Severe memory issues during menopause can include a woman neglecting their personal hygiene, forgetting the name of familiar objects, or having difficulty following directions.

These symptoms during menopause can leave many worried they might be suffering from early-onset dementia.

“I thought I was getting early onset dementia,” Suzie told “You think, ‘Oh my God, am I going crazy?’ But it’s the brain fog.”

“Brain fog is a very common symptom of the menopause, and many women say that their brains feel like ‘cotton wool’,” explains the Menopause Charity.

“You might have noticed that you’re increasingly forgetful, can’t remember names, lose your keys, write endless to do lists, and find it hard to retain information.

“These symptoms can be so severe that you may even start to worry that you have dementia.”

Menopause symptoms affecting cognition and memory
Oestrogen and testosterone are two of the main female hormones that play an integral role when it comes to cognition and memory.

During perimenopause and menopause, these hormones levels drop with the result being a negative impact on a woman’s cognitive brain health.

Symptoms can include memory loss, difficulty finding the right kinds of words, inability to stay focused, losing your train of thought and confusion.

One study found that around 60% of middle-aged women may suffer from cognitive difficulties affecting their concentration.

These memory issues are said to peak during perimenopause and can last between four and 12 years.

Why does this happen?
Oestrogen helps to stimulate the brain, which in turn fires up the neurons supporting growth of new cells and also helping existing cells to form new connections.

“When oestrogen levels fall in midlife, your entire body – including your brain – goes into a sudden deprivation state,” adds the Menopause Charity.

“At a cellular level, oestrogen pushes your brain cells to burn more glucose, which is its main fuel.

“Studies have shown that there is an overall reduction of brain energy levels during menopause, which can trigger hot flushes, night sweats, anxiety, depression, brain fog, and the host of other cognitive symptoms mentioned.”

Likewise, testosterone also plays a role in brain health, helping to strengthen the nerves that contribute to mental sharpness.

Testosterone also strengthens arteries that supply blood flow leading to the brain – a crucial aspect when it comes to memory recall.

“I should be on top of the world, but you just don’t feel yourself with the menopause.
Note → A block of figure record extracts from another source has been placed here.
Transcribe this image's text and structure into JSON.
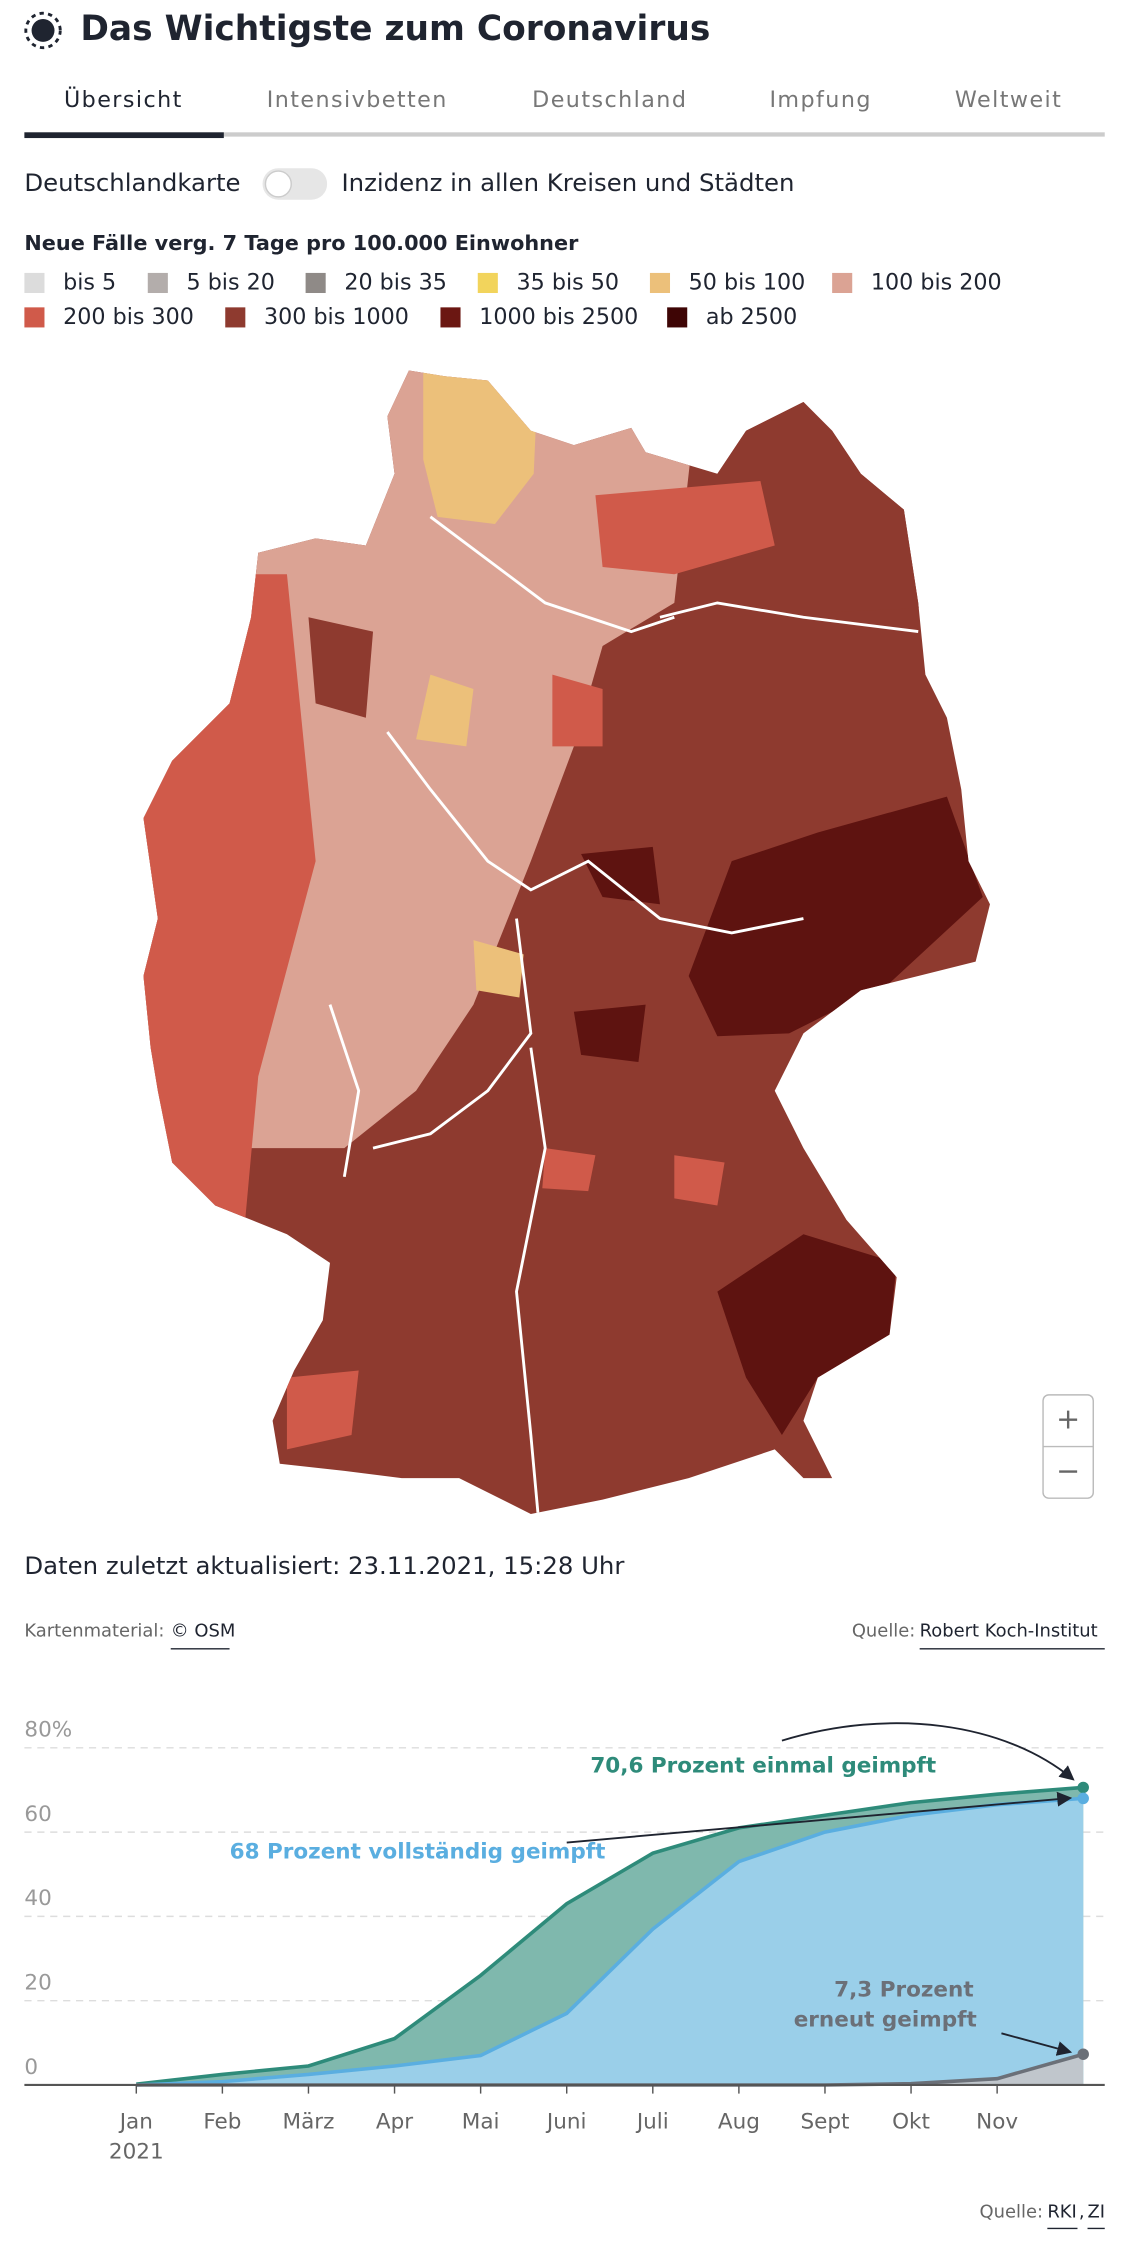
{
  "header": {
    "title": "Das Wichtigste zum Coronavirus"
  },
  "tabs": [
    "Übersicht",
    "Intensivbetten",
    "Deutschland",
    "Impfung",
    "Weltweit"
  ],
  "toggle": {
    "left": "Deutschlandkarte",
    "right": "Inzidenz in allen Kreisen und Städten"
  },
  "legend": {
    "title": "Neue Fälle verg. 7 Tage pro 100.000 Einwohner",
    "items": [
      {
        "label": "bis 5",
        "color": "#dcdcdc"
      },
      {
        "label": "5 bis 20",
        "color": "#b3adab"
      },
      {
        "label": "20 bis 35",
        "color": "#8f8a87"
      },
      {
        "label": "35 bis 50",
        "color": "#f2d45c"
      },
      {
        "label": "50 bis 100",
        "color": "#ecc07a"
      },
      {
        "label": "100 bis 200",
        "color": "#dba394"
      },
      {
        "label": "200 bis 300",
        "color": "#d05a4a"
      },
      {
        "label": "300 bis 1000",
        "color": "#8e3a2f"
      },
      {
        "label": "1000 bis 2500",
        "color": "#6b1712"
      },
      {
        "label": "ab 2500",
        "color": "#3e0505"
      }
    ]
  },
  "zoom": [
    "+",
    "−"
  ],
  "updated": "Daten zuletzt aktualisiert: 23.11.2021, 15:28 Uhr",
  "map_credit": {
    "label": "Kartenmaterial:",
    "link": "© OSM"
  },
  "map_source": {
    "label": "Quelle:",
    "link": "Robert Koch-Institut"
  },
  "chart_data": {
    "type": "area",
    "categories": [
      "Jan",
      "Feb",
      "März",
      "Apr",
      "Mai",
      "Juni",
      "Juli",
      "Aug",
      "Sept",
      "Okt",
      "Nov",
      null
    ],
    "x_year_label": "2021",
    "series": [
      {
        "name": "einmal geimpft",
        "color": "#2e8b7a",
        "fill": "#7fb8ad",
        "values": [
          0.2,
          2.5,
          4.5,
          11,
          26,
          43,
          55,
          61,
          64,
          67,
          69,
          70.6
        ]
      },
      {
        "name": "vollständig geimpft",
        "color": "#5aaee0",
        "fill": "#9acfe9",
        "values": [
          0,
          0.8,
          2.5,
          4.5,
          7,
          17,
          37,
          53,
          60,
          64,
          66.5,
          68
        ]
      },
      {
        "name": "erneut geimpft",
        "color": "#6b7078",
        "fill": "#c0c6cc",
        "values": [
          0,
          0,
          0,
          0,
          0,
          0,
          0,
          0,
          0,
          0.3,
          1.5,
          7.3
        ]
      }
    ],
    "ylim": [
      0,
      80
    ],
    "yticks": [
      0,
      20,
      40,
      60,
      {
        "value": 80,
        "label": "80%"
      }
    ],
    "grid": true,
    "annotations": [
      {
        "text": "70,6 Prozent einmal geimpft",
        "color": "#2e8b7a"
      },
      {
        "text": "68 Prozent vollständig geimpft",
        "color": "#5aaee0"
      },
      {
        "text": "7,3 Prozent",
        "color": "#6b7078"
      },
      {
        "text": "erneut geimpft",
        "color": "#6b7078"
      }
    ],
    "source": {
      "label": "Quelle:",
      "links": [
        "RKI",
        "ZI"
      ],
      "separator": ","
    }
  }
}
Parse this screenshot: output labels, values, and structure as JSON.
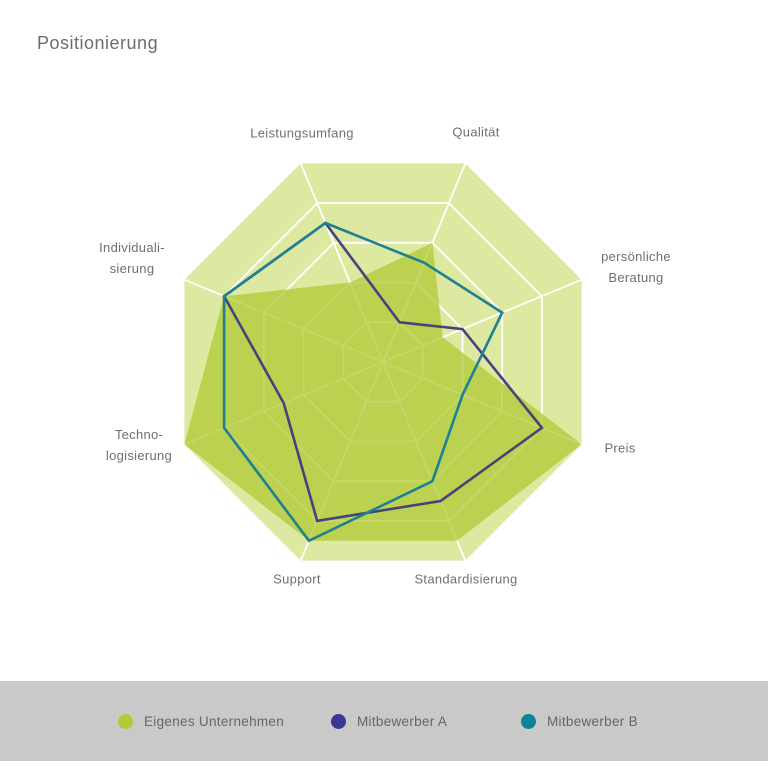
{
  "title": "Positionierung",
  "chart_data": {
    "type": "radar",
    "categories": [
      "Leistungsumfang",
      "Qualität",
      "persönliche Beratung",
      "Preis",
      "Standardisierung",
      "Support",
      "Technologisierung",
      "Individualisierung"
    ],
    "labels_display": [
      "Leistungsumfang",
      "Qualität",
      "persönliche\nBeratung",
      "Preis",
      "Standardisierung",
      "Support",
      "Techno-\nlogisierung",
      "Individuali-\nsierung"
    ],
    "series": [
      {
        "name": "Eigenes Unternehmen",
        "style": "area",
        "color": "#adc72f",
        "fill_opacity": 0.72,
        "values": [
          2,
          3,
          1.5,
          5,
          4.5,
          4.5,
          5,
          4
        ]
      },
      {
        "name": "Mitbewerber A",
        "style": "line",
        "color": "#45437d",
        "values": [
          3.5,
          1,
          2,
          4,
          3.5,
          4,
          2.5,
          4
        ]
      },
      {
        "name": "Mitbewerber B",
        "style": "line",
        "color": "#1e8093",
        "values": [
          3.5,
          2.5,
          3,
          2,
          3,
          4.5,
          4,
          4
        ]
      }
    ],
    "scale": {
      "min": 0,
      "max": 5,
      "rings": [
        1,
        2,
        3,
        4,
        5
      ]
    },
    "grid": "on",
    "grid_color": "#ffffff",
    "base_color": "#dde8a1",
    "axis_label_color": "#6f6f6f",
    "legend_position": "bottom"
  },
  "legend": {
    "items": [
      {
        "label": "Eigenes Unternehmen",
        "color": "#b2cb35"
      },
      {
        "label": "Mitbewerber A",
        "color": "#3b3794"
      },
      {
        "label": "Mitbewerber B",
        "color": "#0c8399"
      }
    ]
  }
}
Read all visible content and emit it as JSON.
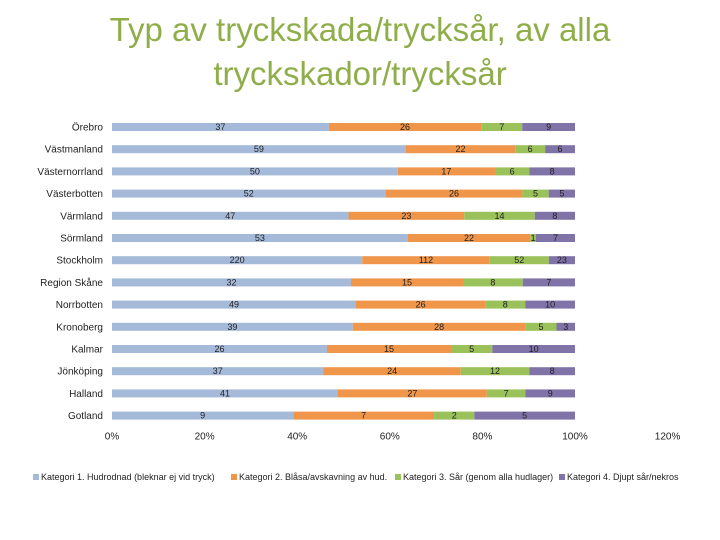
{
  "title_lines": [
    "Typ av tryckskada/trycksår, av alla",
    "tryckskador/trycksår"
  ],
  "colors": {
    "kat1": "#a5b9d8",
    "kat2": "#f0964a",
    "kat3": "#9ac15a",
    "kat4": "#8073a8"
  },
  "chart_data": {
    "type": "bar",
    "orientation": "horizontal",
    "stacked": "percent",
    "title": "Typ av tryckskada/trycksår, av alla tryckskador/trycksår",
    "categories": [
      "Örebro",
      "Västmanland",
      "Västernorrland",
      "Västerbotten",
      "Värmland",
      "Sörmland",
      "Stockholm",
      "Region Skåne",
      "Norrbotten",
      "Kronoberg",
      "Kalmar",
      "Jönköping",
      "Halland",
      "Gotland"
    ],
    "series": [
      {
        "name": "Kategori 1. Hudrodnad (bleknar ej vid tryck)",
        "values": [
          37,
          59,
          50,
          52,
          47,
          53,
          220,
          32,
          49,
          39,
          26,
          37,
          41,
          9
        ]
      },
      {
        "name": "Kategori 2. Blåsa/avskavning av hud.",
        "values": [
          26,
          22,
          17,
          26,
          23,
          22,
          112,
          15,
          26,
          28,
          15,
          24,
          27,
          7
        ]
      },
      {
        "name": "Kategori 3. Sår (genom alla hudlager)",
        "values": [
          7,
          6,
          6,
          5,
          14,
          1,
          52,
          8,
          8,
          5,
          5,
          12,
          7,
          2
        ]
      },
      {
        "name": "Kategori 4. Djupt sår/nekros",
        "values": [
          9,
          6,
          8,
          5,
          8,
          7,
          23,
          7,
          10,
          3,
          10,
          8,
          9,
          5
        ]
      }
    ],
    "xaxis_ticks": [
      "0%",
      "20%",
      "40%",
      "60%",
      "80%",
      "100%",
      "120%"
    ],
    "xlim": [
      0,
      1.2
    ],
    "grid": false,
    "legend_position": "bottom"
  }
}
I’ve tried all sorts but I’m currently using HRT [hormone replacement therapy], including a transdermal spray, and I am feeling better,” said Suzie.

“But the doctor said I need to give it a good six months. I haven’t had that feeling yet where I feel like a different woman, but I’m getting there.”

Research shows that brain fog can improve post-menopause, with lifestyle changes helping to improve brain health including a healthy diet, exercise, managing stress with memory and crossword puzzles also helping.